A problem-solving technique that combines forward and backward reasoning. It repeatedly: (1) compares the current state with the goal state to find the most significant difference, (2) selects an operator relevant to reducing that difference, and (3) applies it, recursively solving any sub-problem if the operator's preconditions are not met. Used in the GPS (General Problem Solver); effective for goal-directed planning.

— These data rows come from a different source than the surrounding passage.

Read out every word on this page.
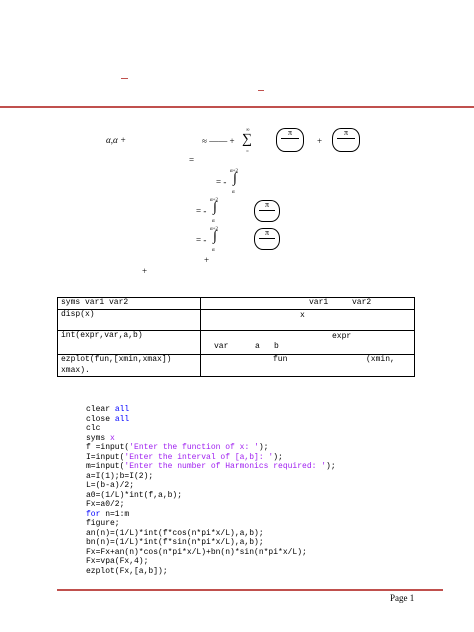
α,α +	≈ —— +
∞
∑
=
π
+
π
=
α+2
= - ∫
α
α+2
= - ∫
α
π
α+2
= - ∫
α
π
+
+
syms var1 var2	var1 var2

disp(x)	x

int(expr,var,a,b)	expr
var a b

ezplot(fun,[xmin,xmax])	fun (xmin,
xmax).
clear all
close all
clc
syms x
f =input('Enter the function of x: ');
I=input('Enter the interval of [a,b]: ');
m=input('Enter the number of Harmonics required: ');
a=I(1);b=I(2);
L=(b-a)/2;
a0=(1/L)*int(f,a,b);
Fx=a0/2;
for n=1:m
figure;
an(n)=(1/L)*int(f*cos(n*pi*x/L),a,b);
bn(n)=(1/L)*int(f*sin(n*pi*x/L),a,b);
Fx=Fx+an(n)*cos(n*pi*x/L)+bn(n)*sin(n*pi*x/L);
Fx=vpa(Fx,4);
ezplot(Fx,[a,b]);
Page 1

(c) Adversarial Search and the Minimax Algorithm

Used for two-player, zero-sum games (e.g. chess, tic-tac-toe). One player (MAX) tries to maximize the score while the opponent (MIN) tries to minimize it. Minimax explores the game tree to a depth, evaluating terminal/leaf nodes, then backs values up: MAX nodes take the maximum of their children, MIN nodes take the minimum. The move leading to the best guaranteed value is chosen. Alpha-beta pruning improves efficiency by cutting off branches that cannot affect the result.

(d) Fuzzy Logic

An extension of classical (Boolean) logic that allows degrees of truth between 0 and 1 rather than strict true/false. Variables belong to fuzzy sets with membership functions (e.g. "tall" might have membership 0.8). It uses linguistic rules (IF temperature is high THEN fan is fast) and processes them via fuzzification, inference, and defuzzification. Widely used in control systems (washing machines, air conditioners) where reasoning under vagueness is needed.